Increased revenue at the Brownsville and river terminals drove last year’s gains, more than offsetting declines elsewhere. Direct operating costs and expenses were $2.2 million lower than in 2014.

TransMontaigne Partners has an enterprise value of $914 million, and $273 million in liabilities. The partnership ended the year with a debt/EBITDA ratio of 3.6, better than the 4.7 average for its midstream MLP peer group.

TLP is controlled by its general partner, TransMontaigne GP, which was sold on Feb. 1 by an affiliate of NGL Energy Partners (NYSE: NGL) to a private equity fund.

TLP hasn’t issued guidance for 2016, but analysts estimate EBITDA will rise 3% on average, while DCF is expected to be little changed from 2015.  

Based on the most recent quarterly distribution, TLP yields 7.1% on an annualized basis. The median price target for this year for the three analysts covering the company is $40/unit, which is only about 6% above the current price after the sharp rally year-to-date.   

(Follow Robert Rapier on Twitter, LinkedIn, or Facebook.)


Portfolio Update

These Liberals Dig Pipelines

Pipeline stocks have rallied sharply off the winter lows, with the Alerian MLP Index up 32% in two months. Kinder Morgan (NYSE: KMI) has rebounded 48% since Jan. 20 to top its share price immediately prior to  December’s dividend cut.

The end to the free fall in energy prices appears to have stemmed the urge to sell pipelines at almost any price, while leaving plenty of financing options for the strongest players still pursuing growth opportunities.

Two of the largest of such projects are pending in Canada, and these looked better after yesterday’s National Post report suggesting that the Liberal government of Justin Trudeau plans to support them over local opposition.

One is Kinder Morgan’s proposed near-trebling of crude volumes on an expanded Trans Mountain pipeline shipping Alberta crude to the coast of British Columbia. The other is TransCanada’s (NYSE: TRP) proposed Energy East pipeline, which would bring Alberta crude east to the refineries in Atlantic Canada.

According to the National Post report, Trudeau’s backing for these pipelines is based on conviction that the projects are essential to the ambitious economic growth targets his government has set.
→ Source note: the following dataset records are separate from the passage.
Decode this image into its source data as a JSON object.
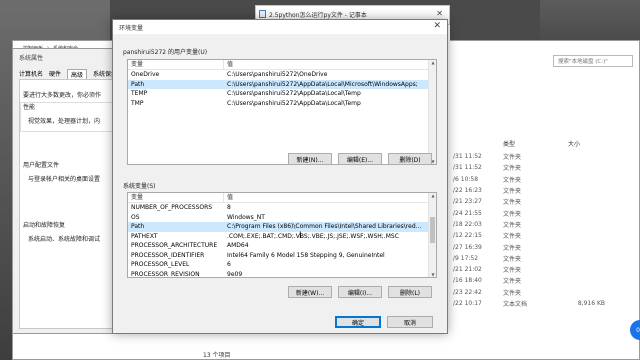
{
  "notepad": {
    "title": "2.5python怎么运行py文件 - 记事本"
  },
  "explorer": {
    "breadcrumbs": [
      "控制面板",
      "系统和安全"
    ],
    "search_placeholder": "搜索\"本地磁盘 (C:)\"",
    "column_type": "类型",
    "column_size": "大小",
    "rows": [
      {
        "date": "/31 11:52",
        "type": "文件夹",
        "size": ""
      },
      {
        "date": "/31 11:52",
        "type": "文件夹",
        "size": ""
      },
      {
        "date": "/6 10:58",
        "type": "文件夹",
        "size": ""
      },
      {
        "date": "/22 16:23",
        "type": "文件夹",
        "size": ""
      },
      {
        "date": "/21 23:27",
        "type": "文件夹",
        "size": ""
      },
      {
        "date": "/24 21:55",
        "type": "文件夹",
        "size": ""
      },
      {
        "date": "/18 22:03",
        "type": "文件夹",
        "size": ""
      },
      {
        "date": "/12 22:15",
        "type": "文件夹",
        "size": ""
      },
      {
        "date": "/27 16:39",
        "type": "文件夹",
        "size": ""
      },
      {
        "date": "/9 17:52",
        "type": "文件夹",
        "size": ""
      },
      {
        "date": "/21 21:02",
        "type": "文件夹",
        "size": ""
      },
      {
        "date": "/16 18:40",
        "type": "文件夹",
        "size": ""
      },
      {
        "date": "/23 22:42",
        "type": "文件夹",
        "size": ""
      },
      {
        "date": "/22 10:17",
        "type": "文本文档",
        "size": "8,916 KB"
      }
    ],
    "count": "13 个项目"
  },
  "sysprops": {
    "title": "系统属性",
    "tabs": [
      "计算机名",
      "硬件",
      "高级",
      "系统保护"
    ],
    "active_tab": "高级",
    "intro": "要进行大多数更改，你必须作",
    "perf_label": "性能",
    "perf_text": "视觉效果，处理器计划，内",
    "profile_label": "用户配置文件",
    "profile_text": "与登录帐户相关的桌面设置",
    "startup_label": "启动和故障恢复",
    "startup_text": "系统启动、系统故障和调试"
  },
  "dialog": {
    "title": "环境变量",
    "user_section": "panshirui5272 的用户变量(U)",
    "user_header": {
      "var": "变量",
      "val": "值"
    },
    "user_vars": [
      {
        "name": "OneDrive",
        "value": "C:\\Users\\panshirui5272\\OneDrive"
      },
      {
        "name": "Path",
        "value": "C:\\Users\\panshirui5272\\AppData\\Local\\Microsoft\\WindowsApps;"
      },
      {
        "name": "TEMP",
        "value": "C:\\Users\\panshirui5272\\AppData\\Local\\Temp"
      },
      {
        "name": "TMP",
        "value": "C:\\Users\\panshirui5272\\AppData\\Local\\Temp"
      }
    ],
    "user_selected_index": 1,
    "user_buttons": {
      "new": "新建(N)...",
      "edit": "编辑(E)...",
      "delete": "删除(D)"
    },
    "sys_section": "系统变量(S)",
    "sys_header": {
      "var": "变量",
      "val": "值"
    },
    "sys_vars": [
      {
        "name": "NUMBER_OF_PROCESSORS",
        "value": "8"
      },
      {
        "name": "OS",
        "value": "Windows_NT"
      },
      {
        "name": "Path",
        "value": "C:\\Program Files (x86)\\Common Files\\Intel\\Shared Libraries\\red..."
      },
      {
        "name": "PATHEXT",
        "value": ".COM;.EXE;.BAT;.CMD;.VBS;.VBE;.JS;.JSE;.WSF;.WSH;.MSC"
      },
      {
        "name": "PROCESSOR_ARCHITECTURE",
        "value": "AMD64"
      },
      {
        "name": "PROCESSOR_IDENTIFIER",
        "value": "Intel64 Family 6 Model 158 Stepping 9, GenuineIntel"
      },
      {
        "name": "PROCESSOR_LEVEL",
        "value": "6"
      },
      {
        "name": "PROCESSOR_REVISION",
        "value": "9e09"
      }
    ],
    "sys_selected_index": 2,
    "sys_buttons": {
      "new": "新建(W)...",
      "edit": "编辑(I)...",
      "delete": "删除(L)"
    },
    "ok": "确定",
    "cancel": "取消"
  },
  "badge": "00"
}
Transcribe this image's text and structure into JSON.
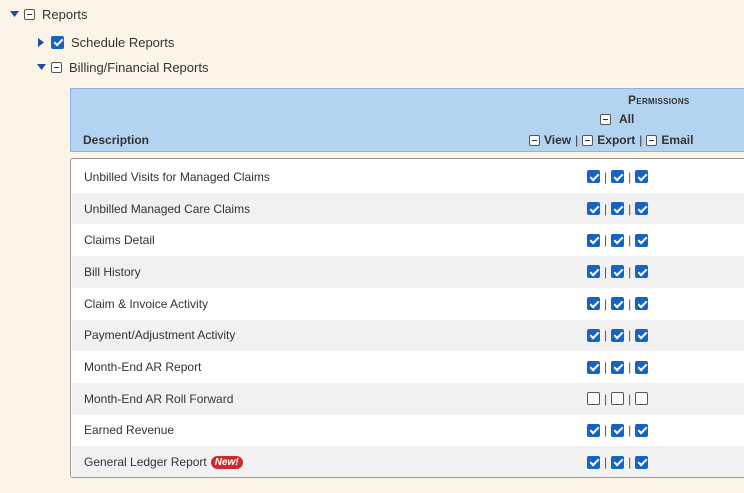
{
  "tree": {
    "reports": {
      "label": "Reports"
    },
    "schedule_reports": {
      "label": "Schedule Reports"
    },
    "billing_reports": {
      "label": "Billing/Financial Reports"
    }
  },
  "permissions_header": {
    "title": "Permissions",
    "all_label": "All",
    "description_label": "Description",
    "view_label": "View",
    "export_label": "Export",
    "email_label": "Email"
  },
  "rows": [
    {
      "description": "Unbilled Visits for Managed Claims",
      "view": true,
      "export": true,
      "email": true
    },
    {
      "description": "Unbilled Managed Care Claims",
      "view": true,
      "export": true,
      "email": true
    },
    {
      "description": "Claims Detail",
      "view": true,
      "export": true,
      "email": true
    },
    {
      "description": "Bill History",
      "view": true,
      "export": true,
      "email": true
    },
    {
      "description": "Claim & Invoice Activity",
      "view": true,
      "export": true,
      "email": true
    },
    {
      "description": "Payment/Adjustment Activity",
      "view": true,
      "export": true,
      "email": true
    },
    {
      "description": "Month-End AR Report",
      "view": true,
      "export": true,
      "email": true
    },
    {
      "description": "Month-End AR Roll Forward",
      "view": false,
      "export": false,
      "email": false
    },
    {
      "description": "Earned Revenue",
      "view": true,
      "export": true,
      "email": true
    },
    {
      "description": "General Ledger Report",
      "view": true,
      "export": true,
      "email": true,
      "badge": "New!"
    }
  ],
  "colors": {
    "checkbox_checked": "#1565c0",
    "header_bg": "#b3d4f1",
    "badge_bg": "#cc2b2b",
    "page_bg": "#fdf4e8"
  }
}
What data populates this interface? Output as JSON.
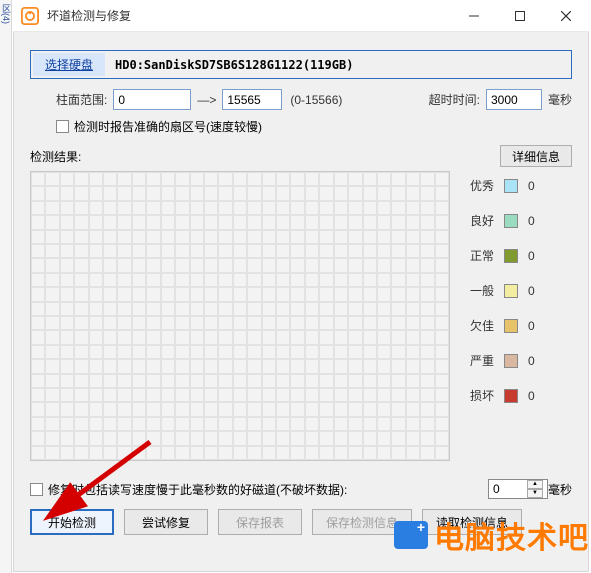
{
  "titlebar": {
    "title": "坏道检测与修复"
  },
  "disk": {
    "select_btn": "选择硬盘",
    "info": "HD0:SanDiskSD7SB6S128G1122(119GB)"
  },
  "range": {
    "label": "柱面范围:",
    "from": "0",
    "arrow": "—>",
    "to": "15565",
    "hint": "(0-15566)",
    "timeout_label": "超时时间:",
    "timeout_value": "3000",
    "timeout_unit": "毫秒"
  },
  "accurate_check": {
    "label": "检测时报告准确的扇区号(速度较慢)"
  },
  "result": {
    "label": "检测结果:",
    "detail_btn": "详细信息"
  },
  "legend": {
    "items": [
      {
        "name": "优秀",
        "color": "#a9e3f5",
        "count": "0"
      },
      {
        "name": "良好",
        "color": "#9bdcc0",
        "count": "0"
      },
      {
        "name": "正常",
        "color": "#7f9a2e",
        "count": "0"
      },
      {
        "name": "一般",
        "color": "#f2eda0",
        "count": "0"
      },
      {
        "name": "欠佳",
        "color": "#e6c36a",
        "count": "0"
      },
      {
        "name": "严重",
        "color": "#d9b7a0",
        "count": "0"
      },
      {
        "name": "损坏",
        "color": "#c73a2e",
        "count": "0"
      }
    ]
  },
  "repair": {
    "label": "修复时包括读写速度慢于此毫秒数的好磁道(不破坏数据):",
    "value": "0",
    "unit": "毫秒"
  },
  "buttons": {
    "start": "开始检测",
    "tryrepair": "尝试修复",
    "savereport": "保存报表",
    "saveinfo": "保存检测信息",
    "loadinfo": "读取检测信息"
  },
  "watermark": "电脑技术吧"
}
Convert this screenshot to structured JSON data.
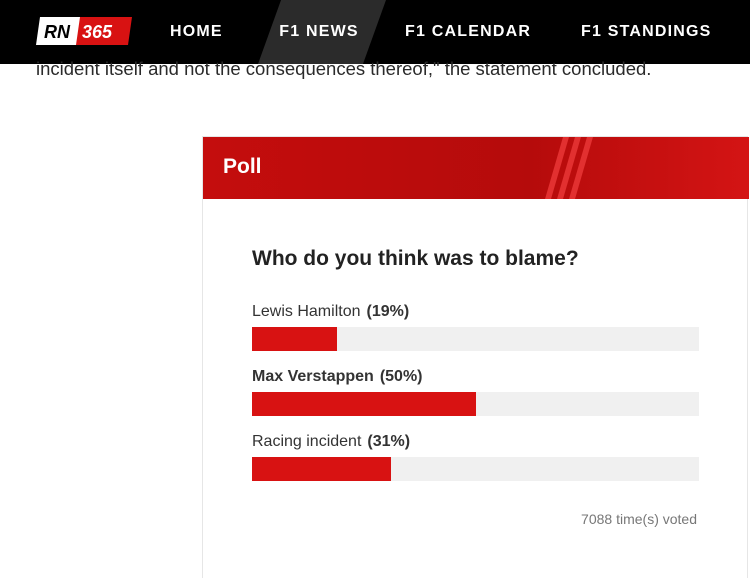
{
  "nav": {
    "logo_text": "RN 365",
    "items": [
      {
        "label": "HOME"
      },
      {
        "label": "F1 NEWS"
      },
      {
        "label": "F1 CALENDAR"
      },
      {
        "label": "F1 STANDINGS"
      }
    ],
    "active_index": 1
  },
  "article": {
    "visible_line": "incident itself and not the consequences thereof,\" the statement concluded."
  },
  "poll": {
    "header": "Poll",
    "question": "Who do you think was to blame?",
    "options": [
      {
        "name": "Lewis Hamilton",
        "percent_label": "(19%)",
        "percent": 19,
        "bold": false
      },
      {
        "name": "Max Verstappen",
        "percent_label": "(50%)",
        "percent": 50,
        "bold": true
      },
      {
        "name": "Racing incident",
        "percent_label": "(31%)",
        "percent": 31,
        "bold": false
      }
    ],
    "votes_text": "7088 time(s) voted"
  },
  "colors": {
    "nav_bg": "#000000",
    "brand_red": "#d81212",
    "bar_track": "#f0f0f0"
  }
}
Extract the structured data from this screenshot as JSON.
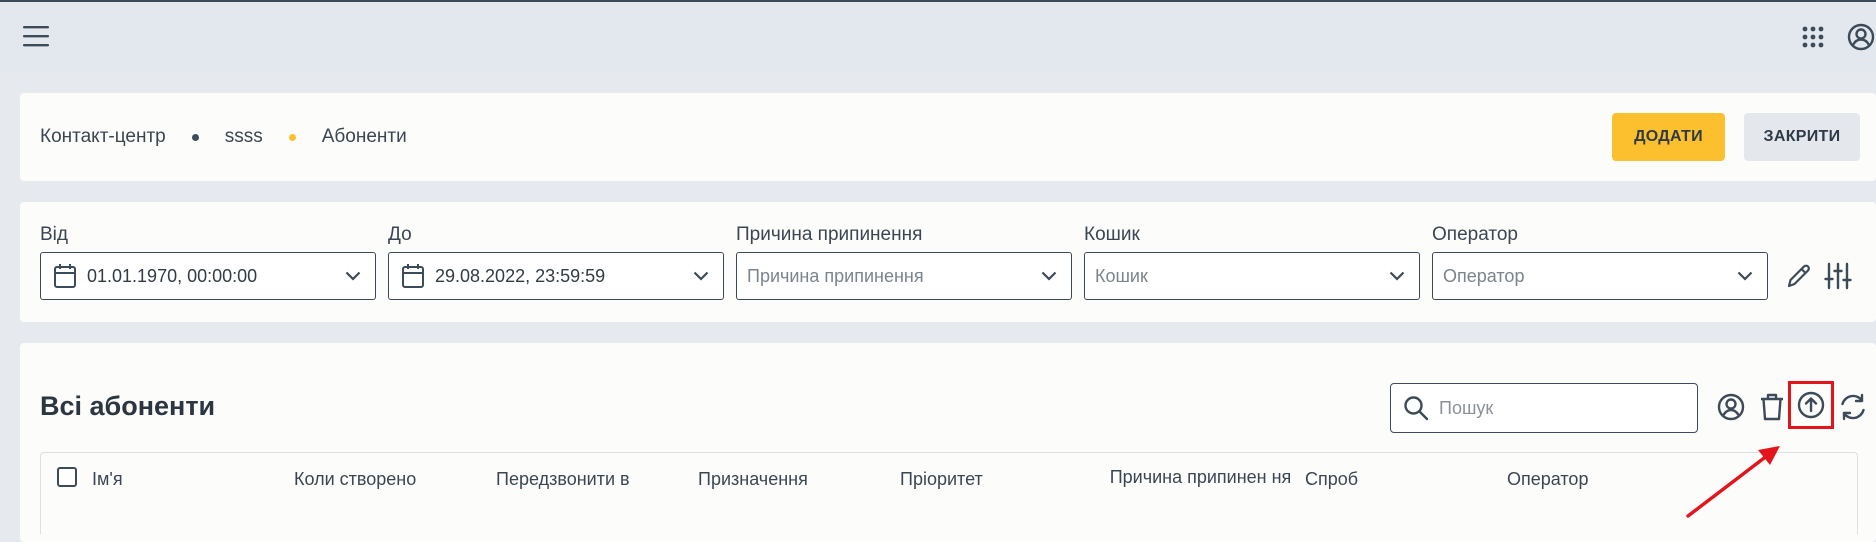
{
  "breadcrumb": {
    "items": [
      "Контакт-центр",
      "ssss",
      "Абоненти"
    ]
  },
  "actions": {
    "add_label": "ДОДАТИ",
    "close_label": "ЗАКРИТИ"
  },
  "filters": {
    "from": {
      "label": "Від",
      "value": "01.01.1970, 00:00:00"
    },
    "to": {
      "label": "До",
      "value": "29.08.2022, 23:59:59"
    },
    "reason": {
      "label": "Причина припинення",
      "placeholder": "Причина припинення"
    },
    "basket": {
      "label": "Кошик",
      "placeholder": "Кошик"
    },
    "operator": {
      "label": "Оператор",
      "placeholder": "Оператор"
    }
  },
  "list": {
    "title": "Всі абоненти",
    "search_placeholder": "Пошук",
    "columns": [
      "Ім'я",
      "Коли створено",
      "Передзвонити в",
      "Призначення",
      "Пріоритет",
      "Причина припинен ня",
      "Спроб",
      "Оператор"
    ]
  },
  "icons": [
    "menu-icon",
    "apps-grid-icon",
    "account-icon",
    "calendar-icon",
    "chevron-down-icon",
    "pencil-icon",
    "sliders-icon",
    "search-icon",
    "user-circle-icon",
    "trash-icon",
    "upload-cloud-icon",
    "refresh-icon",
    "arrow-icon"
  ],
  "colors": {
    "accent": "#fcc02e",
    "highlight": "#e3141b",
    "text": "#333b45",
    "border": "#3d4a58"
  }
}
Energy accounts for a relatively large share of the Canadian economy, so this policy amounts to the pursuit of enlightened self-interest. The pragmatism of Trudeau’s leftist Liberals on this issue is in contrast with the increasingly hostile reception accorded to pipeline proposals in the U.S.

Following the rejection of TransCanada’s Keystone XL expansion by President Obama, other pipeline projects have faced long delays. For example, Kinder Morgan has been forced to halt construction of its Palmetto fuel pipeline after the Georgia legislature passed a one-year moratorium on eminent domain seizures. In the Northeast the long-pending Constitution gas pipeline has now been delayed for another year, until late 2017, as a result of determined local opposition.

Such delays are certainly not good news for the sponsors of the projects in question. But they do serve to underscore the value of the pipelines already in operation, which often cannot be easily replicated at a reasonable cost. The Palmetto, for example, is intended to move refined products from Louisiana into the Southeast, along a route roughly paralleling that of the heavily overbooked Colonial Pipeline.

The Canada news isn’t enough for us to upgrade Growth Portfolio recommendations KMI and TRP to Buy from Hold, especially in light of their recent gains. For the moment, there is more upside elsewhere.

But it’s encouraging all the same that at least some progressive politicians still view pipelines as vehicles of economic progress.